Search code examples
pythonparsingpyserialuart

Best approach to parse buffer string in python


I'm working on an embedded system that sends commands via Uart. Uart works at 115200 baud

On PC side I want to read these commands, parse them and execute the related action.

I choose python as language to build a script.

This is a typical command received from the embedded system:

S;SEND;40;{"ID":"asg01","T":1,"P":{"T":180}};E

Each message starts with S and ends with E. The command associated to the message is "SEND" and the payload length is 40.

My idea is read the bytes coming from the UART and:

  • check if the message starts with S
  • check if the message ends with E
  • if the above assumptions are true, split the message in order to find the command and the payload.

Which is the best way to parse the all bytes coming from an asynchronous uart?

My concern regards the lost of message due to wrong (or slow) parsing.

Thanks for the help!

BR, Federico


Solution

  • In my day job, I wrote the software for an embedded system and a PC communicating with each other by a USB cable, using the UART protocol at 115,200 baud.

    I see that you tagged your post with PySerial, so you already know about Python's most popular package for serial port communication.

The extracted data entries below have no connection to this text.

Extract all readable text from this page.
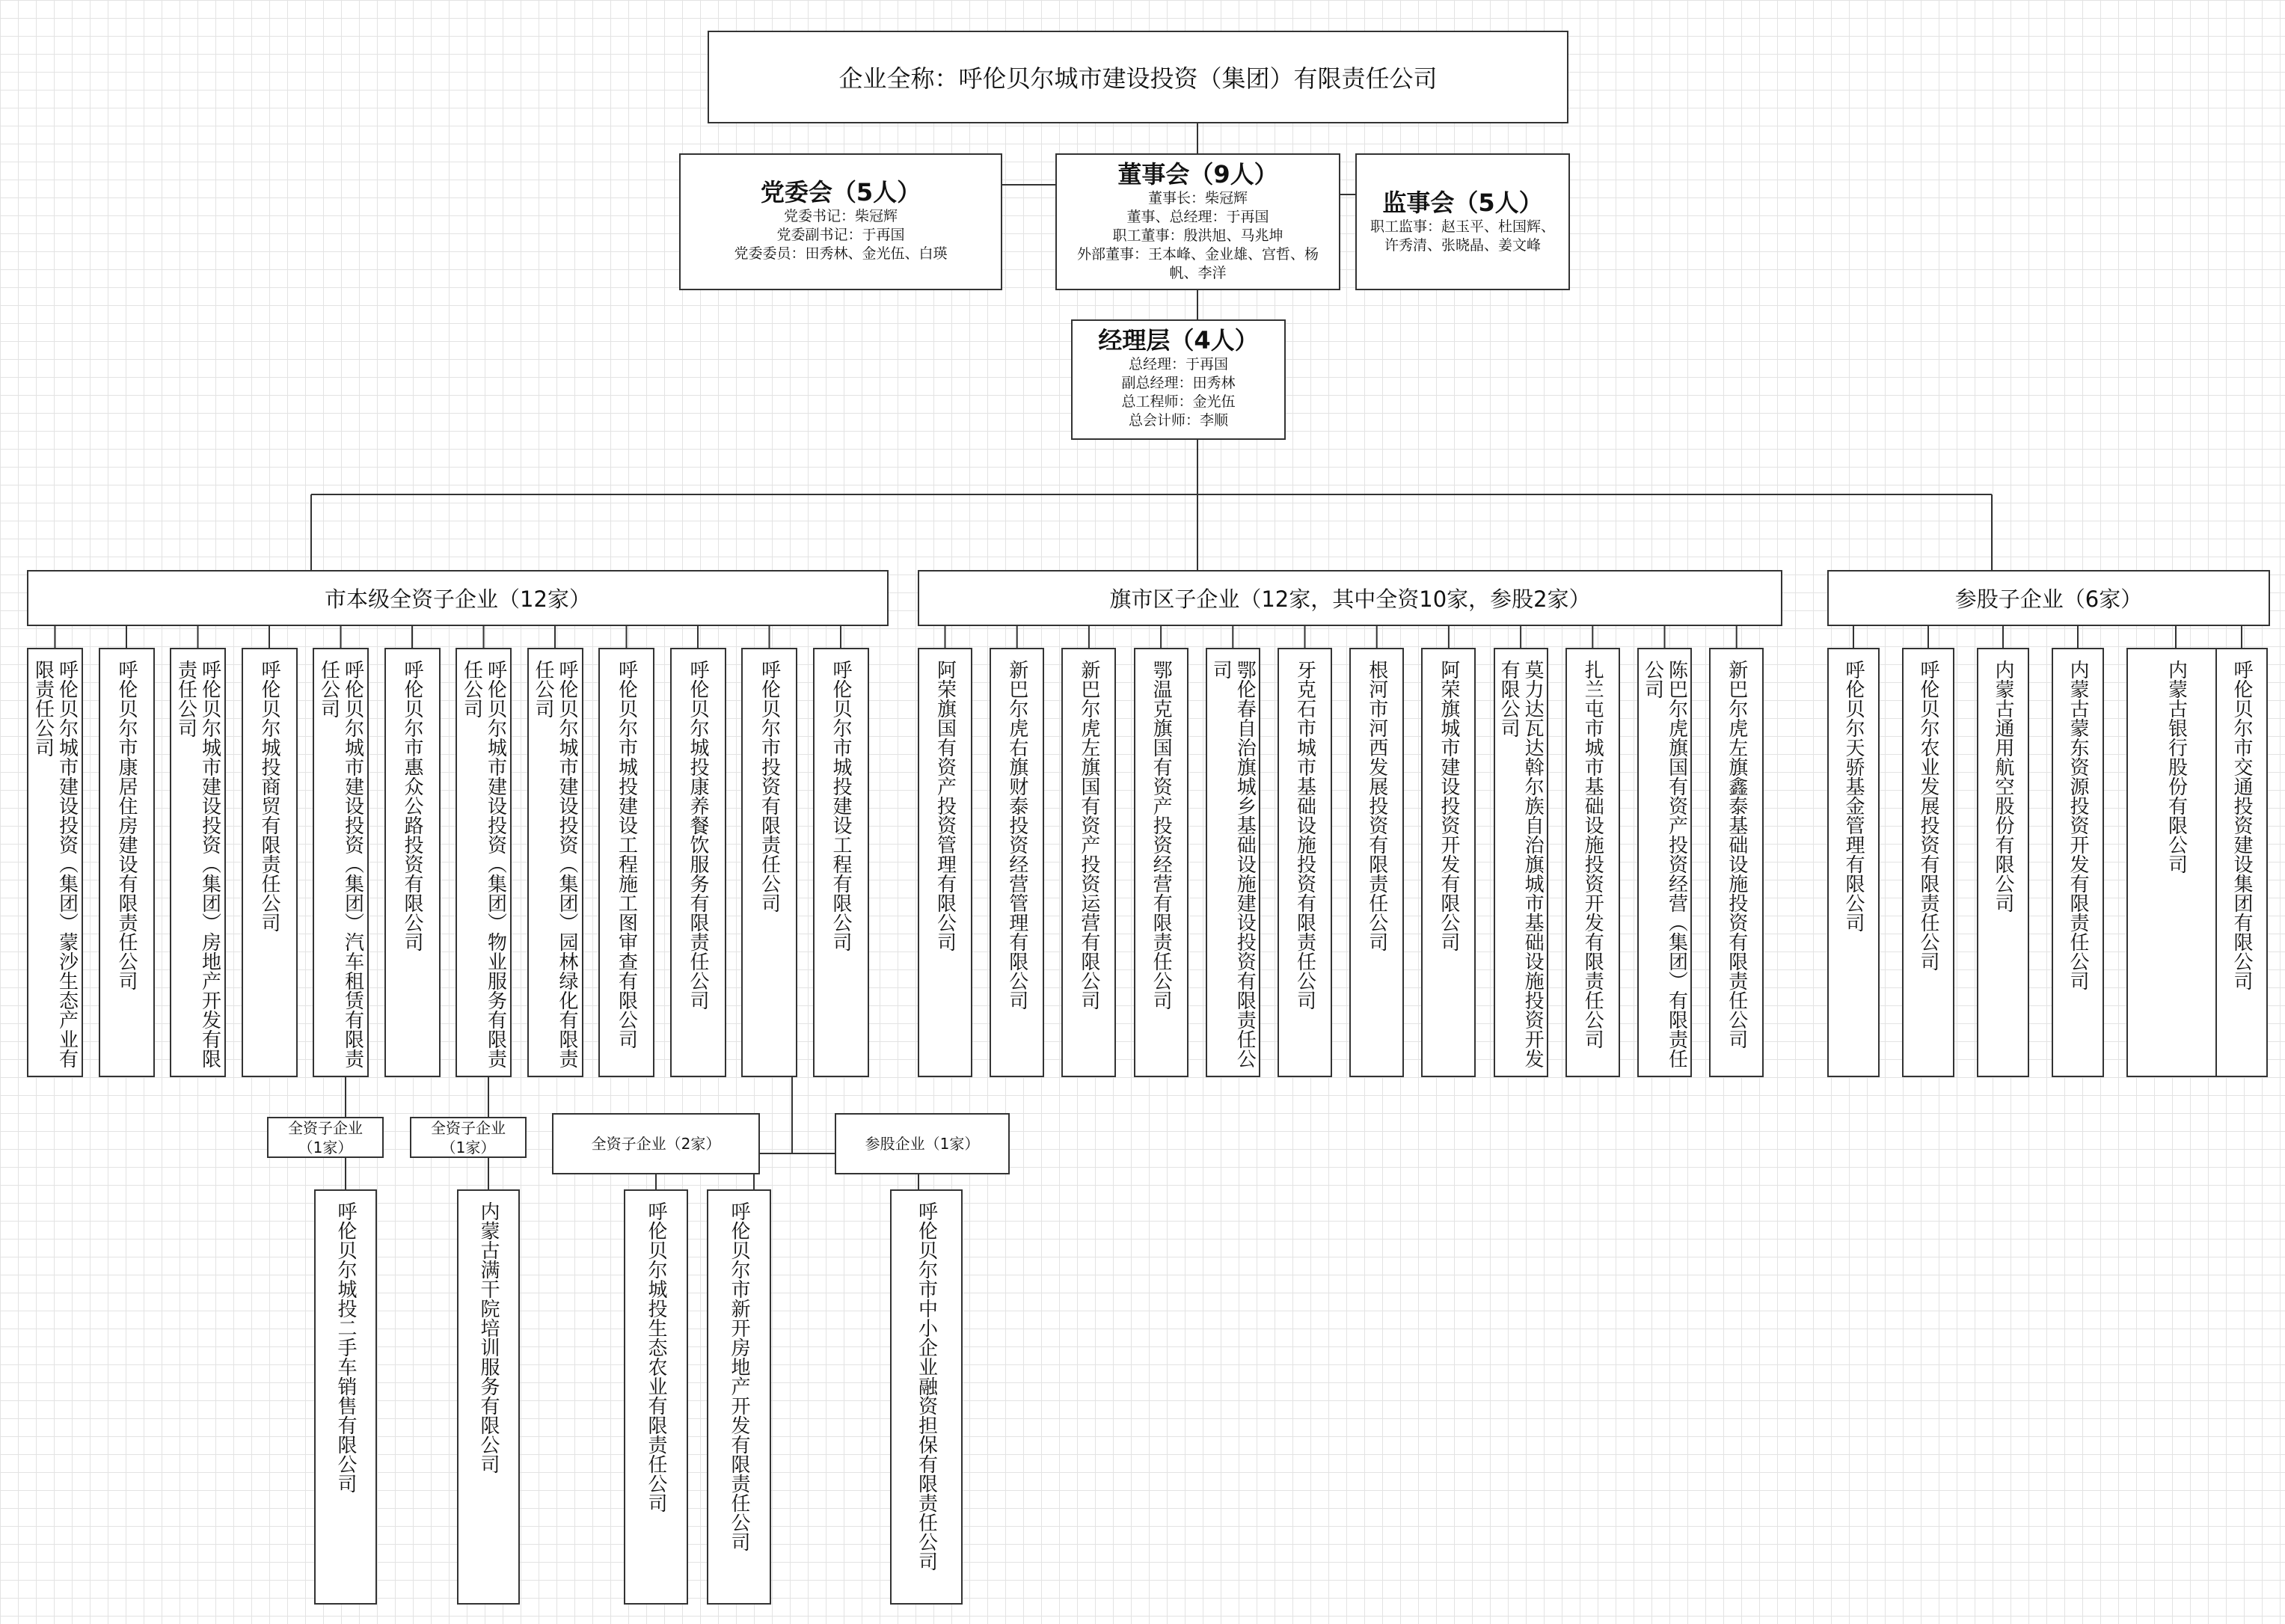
企业全称：呼伦贝尔城市建设投资（集团）有限责任公司
党委会（5人）
党委书记：柴冠辉
党委副书记：于再国
党委委员：田秀林、金光伍、白瑛
董事会（9人）
董事长：柴冠辉
董事、总经理：于再国
职工董事：殷洪旭、马兆坤
外部董事：王本峰、金业雄、宫哲、杨
帆、李洋
监事会（5人）
职工监事：赵玉平、杜国辉、
许秀清、张晓晶、姜文峰
经理层（4人）
总经理：于再国
副总经理：田秀林
总工程师：金光伍
总会计师：李顺
市本级全资子企业（12家）	旗市区子企业（12家，其中全资10家，参股2家）	参股子企业（6家）
呼伦贝尔城市建设投资（集团）蒙沙生态产业有限责任公司	呼伦贝尔市康居住房建设有限责任公司	呼伦贝尔城市建设投资（集团）房地产开发有限责任公司	呼伦贝尔城投商贸有限责任公司	呼伦贝尔城市建设投资（集团）汽车租赁有限责任公司	呼伦贝尔市惠众公路投资有限公司	呼伦贝尔城市建设投资（集团）物业服务有限责任公司	呼伦贝尔城市建设投资（集团）园林绿化有限责任公司	呼伦贝尔市城投建设工程施工图审查有限公司	呼伦贝尔城投康养餐饮服务有限责任公司	呼伦贝尔市投资有限责任公司	呼伦贝尔市城投建设工程有限公司	阿荣旗国有资产投资管理有限公司	新巴尔虎右旗财泰投资经营管理有限公司	新巴尔虎左旗国有资产投资运营有限公司	鄂温克旗国有资产投资经营有限责任公司	鄂伦春自治旗城乡基础设施建设投资有限责任公司	牙克石市城市基础设施投资有限责任公司	根河市河西发展投资有限责任公司	阿荣旗城市建设投资开发有限公司	莫力达瓦达斡尔族自治旗城市基础设施投资开发有限公司	扎兰屯市城市基础设施投资开发有限责任公司	陈巴尔虎旗国有资产投资经营（集团）有限责任公司	新巴尔虎左旗鑫泰基础设施投资有限责任公司	呼伦贝尔天骄基金管理有限公司	呼伦贝尔农业发展投资有限责任公司	内蒙古通用航空股份有限公司	内蒙古蒙东资源投资开发有限责任公司	内蒙古银行股份有限公司 呼伦贝尔市交通投资建设集团有限公司
全资子企业
（1家）
全资子企业
（1家）	全资子企业（2家）	参股企业（1家）
呼伦贝尔城投二手车销售有限公司	内蒙古满干院培训服务有限公司	呼伦贝尔城投生态农业有限责任公司	呼伦贝尔市新开房地产开发有限责任公司	呼伦贝尔市中小企业融资担保有限责任公司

I will add that if you are using PyQt, there's a serial module included in that package as well.

    115,200 baud is not fast for a modern desktop PC. I doubt that any parsing you do on the PC side will fail to keep up. I parse data streams and plot graphs of my data in real time using PyQt.

    What I have noticed in my work with communication between an embedded system and a PC over a UART is that some data gets corrupted occasionally. A byte can be garbled, repeated, or dropped. Also, even if no bytes are added or dropped, you can occasionally perform a read while only part of a packet is in the buffer, and the read will terminate early. If you use a fixed read length of 40 bytes and trust that each read will always line up exactly with a data packet as you show above, you will frequently be wrong.

    To solve these kinds of problems, I wrote a FIFO class in Python which consumes serial port data at the head of the FIFO, yields valid data packets at the tail, and discards invalid data. My FIFO holds 3 times as many bytes as my data packets, so if I am looking for packet boundaries using specific sequences, I have plenty of signposts.

    A few more recommendations: work in Python 3 if you have the choice, it's cleaner. Use bytes and bytearray objects. Don't use str, because you will find yourself converting back and forth between Unicode and ASCII.